Jeden kwiatek a ile radości

niedziela, września 27, 2015

Zakwitł najmniejszy z rojników - kwiatek jest większy od samej rozetki Rojnika pajęczynowatego (odm. tomentosum). Na tym zdjęciu widoczne charakterystyczne "pajęczynki", w które ta odmiana nie jest aż tak bardzo obdarzona jak inne

Zanim skończy się sezon ogrodowy zachwycam się wspaniałymi jeszcze dniami i dostrzegam grę światła na zmieniającej kolory roślinności. Jeszcze będzie czas na utyskiwanie jak to szaro i buro.
W zasadzie odczuwałam coś w rodzaju wypalenia i mało fotografowałam, w zasadzie coraz częściej mam zdanie, że już wszystko było, pokazałam na forach ogrodowych wszystko co można. A przecież ogród TYLKO dojrzewa, nie może się przecież ciągle zmieniać, tak jak na poczatku gdy się go tworzy.
Sporą część urlopu przechorowałam, zdarzyło się tak pierwszy raz od dawna, ale skutecznie odebrało mi siły i możliwość cieszenia się ogródkami. Jednak cały czas działaliśmy, zwyczajnie nie uwieczniałam tego na zdjęciach.

Dzisiaj pokażę jaki niewielki klejnocik zakwitł, a jak wielką sprawił mi radość. Pewnie też powróci chęć do uwieczniania takich zdarzeń.
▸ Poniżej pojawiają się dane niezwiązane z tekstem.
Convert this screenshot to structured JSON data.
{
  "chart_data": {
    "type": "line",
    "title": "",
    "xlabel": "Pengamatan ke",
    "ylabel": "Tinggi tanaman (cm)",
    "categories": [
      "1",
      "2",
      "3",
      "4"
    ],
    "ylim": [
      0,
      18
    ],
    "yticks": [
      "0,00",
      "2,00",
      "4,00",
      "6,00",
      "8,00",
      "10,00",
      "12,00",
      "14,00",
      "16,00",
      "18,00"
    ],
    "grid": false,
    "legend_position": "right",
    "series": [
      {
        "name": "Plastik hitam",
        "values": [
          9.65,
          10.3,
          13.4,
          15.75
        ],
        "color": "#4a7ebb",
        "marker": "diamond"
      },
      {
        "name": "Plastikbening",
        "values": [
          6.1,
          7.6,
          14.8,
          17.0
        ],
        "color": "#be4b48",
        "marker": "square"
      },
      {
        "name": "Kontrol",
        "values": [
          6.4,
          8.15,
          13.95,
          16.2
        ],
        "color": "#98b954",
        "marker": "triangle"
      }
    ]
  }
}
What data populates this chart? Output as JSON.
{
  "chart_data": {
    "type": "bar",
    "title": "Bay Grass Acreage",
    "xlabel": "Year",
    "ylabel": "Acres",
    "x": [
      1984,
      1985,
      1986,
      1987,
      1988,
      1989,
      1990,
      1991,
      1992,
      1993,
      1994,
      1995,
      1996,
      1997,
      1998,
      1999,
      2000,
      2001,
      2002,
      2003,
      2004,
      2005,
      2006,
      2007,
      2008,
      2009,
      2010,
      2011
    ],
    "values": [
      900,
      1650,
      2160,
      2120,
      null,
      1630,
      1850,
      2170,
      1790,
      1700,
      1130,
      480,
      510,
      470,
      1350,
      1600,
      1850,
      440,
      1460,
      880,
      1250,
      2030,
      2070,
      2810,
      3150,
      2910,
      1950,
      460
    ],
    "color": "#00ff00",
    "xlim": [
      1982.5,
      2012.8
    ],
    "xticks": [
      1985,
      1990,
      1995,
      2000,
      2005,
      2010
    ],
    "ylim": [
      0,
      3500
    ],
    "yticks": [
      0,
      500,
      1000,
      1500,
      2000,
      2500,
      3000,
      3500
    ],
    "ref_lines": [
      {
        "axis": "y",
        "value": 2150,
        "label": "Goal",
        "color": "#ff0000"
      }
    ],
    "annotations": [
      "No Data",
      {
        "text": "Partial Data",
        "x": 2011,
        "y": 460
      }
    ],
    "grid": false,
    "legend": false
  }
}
Na zdjęciach przedstawiam pierwsze kwitnienie najmniejszego rojnika jakiego posiadam w swoich skalnych szczelinowcach, największe rozetki osiągają maksymalnie 5 mm! Sadzonki dostałam dwa lata temu od mojego kolegi z Nowej Soli, wiedział że szukam miniaturowych roślin skalnych do budowanego wtedy skalniaka szczelinowego. Nie znałam odmiany, ale poszukiwania doprowadziły mnie do Rojnika pajęczynowatego odm. tomentosum [Sempervivum arachnoideum var. tomentosum - (C.B. Lehmann & Schnittspahn), Hayek (1923)].



Jak widać na zdjęciach ma jeszcze dwa pąki kwiatowe.


Pokazywany rojnik rośnie w pokazanym tutaj skalniaku.